Adults have a responsibility to create a safe environment for kids since children live in a world controlled by adults, Tang said. School officials must be more watchful and proactive, and could implement awareness programs about bullying.
“It’s really important for the network of adults who surround this child in his everyday life to really be adamant about responding. A half-hearted response would be worse than no response because of possible retaliation,” Tang said.
Tang urges parents to establish a good rapport with their children, so that communication will remain open. Professional counseling is another avenue to provides a space for children to talk openly.
Mark is one of the lucky ones. With strong family support and open communication, his mother said that he has not let the incidents get to him. Amala and Mark wanted to share their story to help other families who may be struggling with the same issues.
“He has other friends, and I don’t know if they are going to tell their parents about it because families raise their kids differently and they are not as open. I wonder how many kids are in this situation but are afraid to talk about it,” Amala said.
Navigating racist environments
Racism is an especially difficult thing to explain to children since it has nothing to do with what the child has done or his or her personality. Children pick up racist ideas not only from parents, relatives and friends, but also from the media.

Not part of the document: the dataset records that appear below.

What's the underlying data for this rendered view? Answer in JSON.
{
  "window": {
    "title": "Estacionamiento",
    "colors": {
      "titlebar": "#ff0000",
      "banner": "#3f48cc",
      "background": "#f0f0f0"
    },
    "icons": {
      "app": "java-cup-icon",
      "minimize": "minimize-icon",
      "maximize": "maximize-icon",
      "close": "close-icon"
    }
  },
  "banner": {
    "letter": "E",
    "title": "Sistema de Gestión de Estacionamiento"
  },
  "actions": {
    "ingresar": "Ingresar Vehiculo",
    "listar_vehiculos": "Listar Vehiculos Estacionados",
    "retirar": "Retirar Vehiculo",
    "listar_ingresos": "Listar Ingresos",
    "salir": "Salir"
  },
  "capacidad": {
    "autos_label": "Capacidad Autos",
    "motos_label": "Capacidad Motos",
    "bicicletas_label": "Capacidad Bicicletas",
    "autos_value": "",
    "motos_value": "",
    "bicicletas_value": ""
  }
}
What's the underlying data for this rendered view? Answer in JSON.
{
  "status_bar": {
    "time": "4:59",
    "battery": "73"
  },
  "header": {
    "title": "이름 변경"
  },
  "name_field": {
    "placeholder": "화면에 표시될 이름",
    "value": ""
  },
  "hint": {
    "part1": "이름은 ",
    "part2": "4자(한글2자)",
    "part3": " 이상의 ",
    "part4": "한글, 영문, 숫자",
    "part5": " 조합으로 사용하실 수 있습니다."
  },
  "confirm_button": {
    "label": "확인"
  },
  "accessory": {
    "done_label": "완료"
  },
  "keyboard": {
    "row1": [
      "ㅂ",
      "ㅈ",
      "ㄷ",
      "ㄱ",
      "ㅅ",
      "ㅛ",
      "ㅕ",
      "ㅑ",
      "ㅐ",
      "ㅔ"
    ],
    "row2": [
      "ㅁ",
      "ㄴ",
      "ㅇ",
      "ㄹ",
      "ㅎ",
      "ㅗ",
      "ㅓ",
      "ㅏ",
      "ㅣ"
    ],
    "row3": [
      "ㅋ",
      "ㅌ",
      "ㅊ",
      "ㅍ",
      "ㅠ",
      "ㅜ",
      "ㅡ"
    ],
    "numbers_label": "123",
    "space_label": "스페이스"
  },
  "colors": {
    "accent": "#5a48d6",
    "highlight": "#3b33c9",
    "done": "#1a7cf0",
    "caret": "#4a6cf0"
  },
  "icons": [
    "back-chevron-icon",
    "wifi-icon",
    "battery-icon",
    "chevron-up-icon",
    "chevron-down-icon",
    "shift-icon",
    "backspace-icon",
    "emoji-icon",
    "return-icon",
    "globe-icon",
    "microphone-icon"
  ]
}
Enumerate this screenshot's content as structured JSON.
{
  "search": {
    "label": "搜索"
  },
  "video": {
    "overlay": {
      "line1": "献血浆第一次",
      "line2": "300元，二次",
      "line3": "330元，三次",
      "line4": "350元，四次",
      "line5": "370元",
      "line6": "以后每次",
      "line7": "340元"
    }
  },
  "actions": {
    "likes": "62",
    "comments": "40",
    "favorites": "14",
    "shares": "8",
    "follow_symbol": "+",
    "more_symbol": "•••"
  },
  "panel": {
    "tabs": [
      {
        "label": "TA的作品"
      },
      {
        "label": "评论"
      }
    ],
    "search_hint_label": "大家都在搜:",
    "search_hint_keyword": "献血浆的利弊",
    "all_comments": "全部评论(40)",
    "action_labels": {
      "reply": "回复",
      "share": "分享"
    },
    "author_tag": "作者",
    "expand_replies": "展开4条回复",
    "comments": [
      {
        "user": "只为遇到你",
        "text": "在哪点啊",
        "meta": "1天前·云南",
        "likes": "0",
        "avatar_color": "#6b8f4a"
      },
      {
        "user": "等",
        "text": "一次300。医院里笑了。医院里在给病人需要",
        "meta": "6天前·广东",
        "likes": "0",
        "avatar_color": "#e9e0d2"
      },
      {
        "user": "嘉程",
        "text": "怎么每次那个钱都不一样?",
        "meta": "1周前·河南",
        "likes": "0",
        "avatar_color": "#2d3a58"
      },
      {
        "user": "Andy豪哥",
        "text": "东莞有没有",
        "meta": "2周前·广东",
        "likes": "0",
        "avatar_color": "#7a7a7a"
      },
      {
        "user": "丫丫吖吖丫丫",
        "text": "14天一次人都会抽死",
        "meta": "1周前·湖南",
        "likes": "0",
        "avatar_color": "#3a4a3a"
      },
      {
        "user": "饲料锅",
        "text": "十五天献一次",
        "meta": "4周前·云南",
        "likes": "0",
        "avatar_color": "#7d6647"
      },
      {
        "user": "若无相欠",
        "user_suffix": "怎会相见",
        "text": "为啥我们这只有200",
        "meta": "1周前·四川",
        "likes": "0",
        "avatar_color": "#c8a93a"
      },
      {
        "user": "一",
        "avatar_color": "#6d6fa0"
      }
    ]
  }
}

“It’s considered very racist to use the N-word, but there’s still a lot of progress to be made,” Tang said. “They watch these movies with good guys and bad guys; us versus them. There are a lot of foreign villains, especially Asian villains, in the movies.”
One sensitive topic hardly mentioned is the bullying that happens among people of color. Tang had recently broached the topic at a African American conference, which was quite controversial, but was described by one organizer as the most important discussion.
“There’s a lot of bullying that happens with blacks and hispanics against Asians, but to bring that topic up can be very, very insensitive. We’re talking about people who have suffered a great deal monetarily and historically,” he said.
At the same time, Tang cautioned that Asians need to be aware of their image in the African American view.
“For example, Asians dominate the market in selling wigs, weaves and black hair products. There’s a lot of resentment, especially when the Asian store owners are rude or lacking in courtesy,” he said. “There are a lot of Asians running businesses in big cities, what people of color think about Asians is almost more important than what white people may think.”
Tang said that in Texas, which has a “boys will be boys” attitude and a history of Jim Crow segregation, we need to work hard to overcome racial violence.
In the end, it’s all about understanding cultural differences and learning to work with those differences with respect, for members of any race or culture.
*Names and identifying details have been changed to protect privacy.
What to do if your child is being bullied
Children who have been bullied have no good options. If they fight back, they could get hurt or ganged up on. If they walk away, the child could be considered weak or risk being chased down. The safest thing to do is to tell an adult or authority figure or wait until the bully is gone to tell parents.
- School authorities need to be watchful and proactive to prevent bullying.
- Awareness programs for children to talk about how bullying is wrong can be helpful.
- Parents should address the child’s environment to help the child himself.
- Once it’s happened, the child can seek counseling to allow the child to express his or her feelings and know someone is there to listen to them.